Other Damage Claims Somewhat Likelier to Succeed

Instead, where the Borgata appears to have some chance of increasing its legal victory is in its claims for other damages that were denied in Judge Hillman’s initial ruling. Those other claimed damages were:

$249,000 in lavish perks extended to Ivey and Sun during the course of their four visits to the Borgata, which also included travel expenses;

$5.4 million in “expected winnings” by the casino had each and every hand played by Ivey during the four multi-day visits been played according to the game’s expected house-edge odds, instead of that variably-increasing edge obtained by Ivey and Sun through the card-sorting scheme.

There’s some merit to both claims; however, it’s unlikely the full value requested by the Borgata is an accurate representation of the situation, in either case.

First, about those perks. While there is some casino-marketing recruitment involved when trying to entice a gambling whale such as Ivey to a business property, at least some of those perks had to have been earned in some sense due to Ivey’s prior visits to the Borgata, and there’s evidence he’s gambled there before. Lure component aside, at least a fourth of those perks (meaning the first visit) were his to use any way he desired.

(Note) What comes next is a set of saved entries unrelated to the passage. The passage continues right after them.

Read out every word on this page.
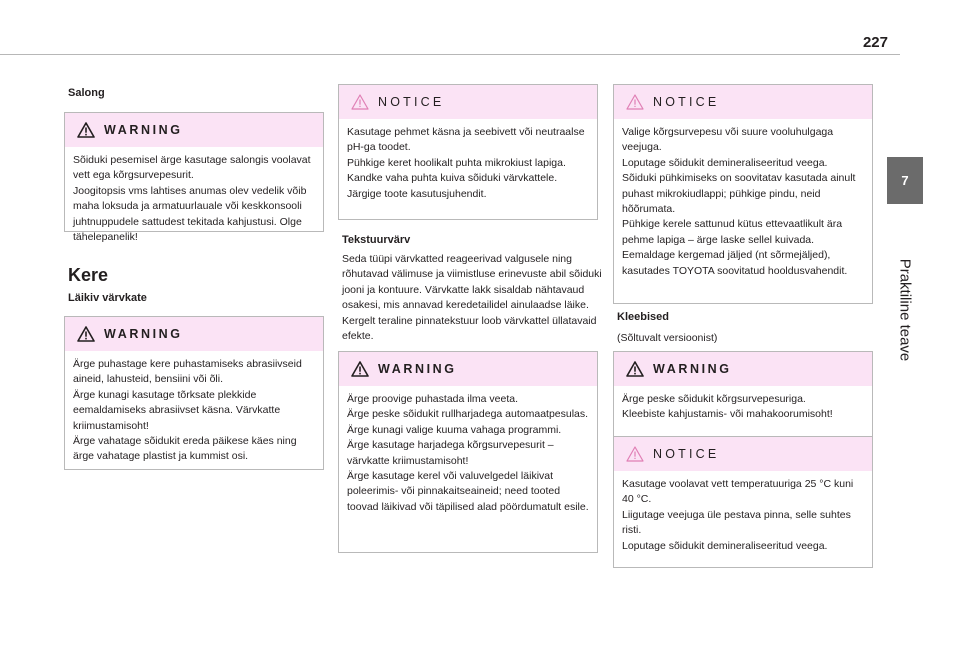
227
7
Praktiline teave
Salong
WARNING
Sõiduki pesemisel ärge kasutage salongis voolavat vett ega kõrgsurvepesurit.
Joogitopsis vms lahtises anumas olev vedelik võib maha loksuda ja armatuurlauale või keskkonsooli juhtnuppudele sattudest tekitada kahjustusi. Olge tähelepanelik!
Kere
Läikiv värvkate
WARNING
Ärge puhastage kere puhastamiseks abrasiivseid aineid, lahusteid, bensiini või õli.
Ärge kunagi kasutage tõrksate plekkide eemaldamiseks abrasiivset käsna. Värvkatte kriimustamisoht!
Ärge vahatage sõidukit ereda päikese käes ning ärge vahatage plastist ja kummist osi.
NOTICE
Kasutage pehmet käsna ja seebivett või neutraalse pH-ga toodet.
Pühkige keret hoolikalt puhta mikrokiust lapiga.
Kandke vaha puhta kuiva sõiduki värvkattele. Järgige toote kasutusjuhendit.
Tekstuurvärv

Seda tüüpi värvkatted reageerivad valgusele ning rõhutavad välimuse ja viimistluse erinevuste abil sõiduki jooni ja kontuure. Värvkatte lakk sisaldab nähtavaud osakesi, mis annavad keredetailidel ainulaadse läike. Kergelt teraline pinnatekstuur loob värvkattel üllatavaid efekte.

WARNING
Ärge proovige puhastada ilma veeta.
Ärge peske sõidukit rullharjadega automaatpesulas.
Ärge kunagi valige kuuma vahaga programmi.
Ärge kasutage harjadega kõrgsurvepesurit – värvkatte kriimustamisoht!
Ärge kasutage kerel või valuvelgedel läikivat poleerimis- või pinnakaitseaineid; need tooted toovad läikivad või täpilised alad pöördumatult esile.
NOTICE
Valige kõrgsurvepesu või suure vooluhulgaga veejuga.
Loputage sõidukit demineraliseeritud veega.
Sõiduki pühkimiseks on soovitatav kasutada ainult puhast mikrokiudlappi; pühkige pindu, neid hõõrumata.
Pühkige kerele sattunud kütus ettevaatlikult ära pehme lapiga – ärge laske sellel kuivada.
Eemaldage kergemad jäljed (nt sõrmejäljed), kasutades TOYOTA soovitatud hooldusvahendit.
Kleebised

(Sõltuvalt versioonist)

WARNING
Ärge peske sõidukit kõrgsurvepesuriga.
Kleebiste kahjustamis- või mahakoorumisoht!
NOTICE
Kasutage voolavat vett temperatuuriga 25 °C kuni 40 °C.
Liigutage veejuga üle pestava pinna, selle suhtes risti.
Loputage sõidukit demineraliseeritud veega.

Second, about the casino’s expected win. Would Ivey have continued to gamble if he’d kept on losing, ending up cashing out with a $5.4 million loss? That seems highly unlikely. One detail never revealed in the case’s filings was exactly how much money Ivey wired in to serve as a gambling bankroll. Ivey could have wired in $5 million, or $10 million, or more, but there’s also no guarantee he would have gambled that entire wired-in amount away. In that sense, the Borgata’s mathematical “proof” of their gaming damages is highly presumptive and not a reflection of the situation’s reality.

Which isn’t to say the Borgata didn’t suffer some additional damages. Ivey received a private gaming table, specially-devoted staff, and other extras that all add up to some far lesser sum than $5.4 million. Had the Borgata submitted a realistic claim for those types of expenses during the initial trial, such a claim might have been granted. Now, though, it might be too late to add in a more realistic claim.

The Borgata’s cross-appeal is interesting, at the least. The chalk on this one is that the Borgata does not prevail on any of its additional damages claims, but the $10.13 million from the initial ruling — plus some lawyers’ fees — remains intact. We’ll find out in 2019 or 2020, maybe.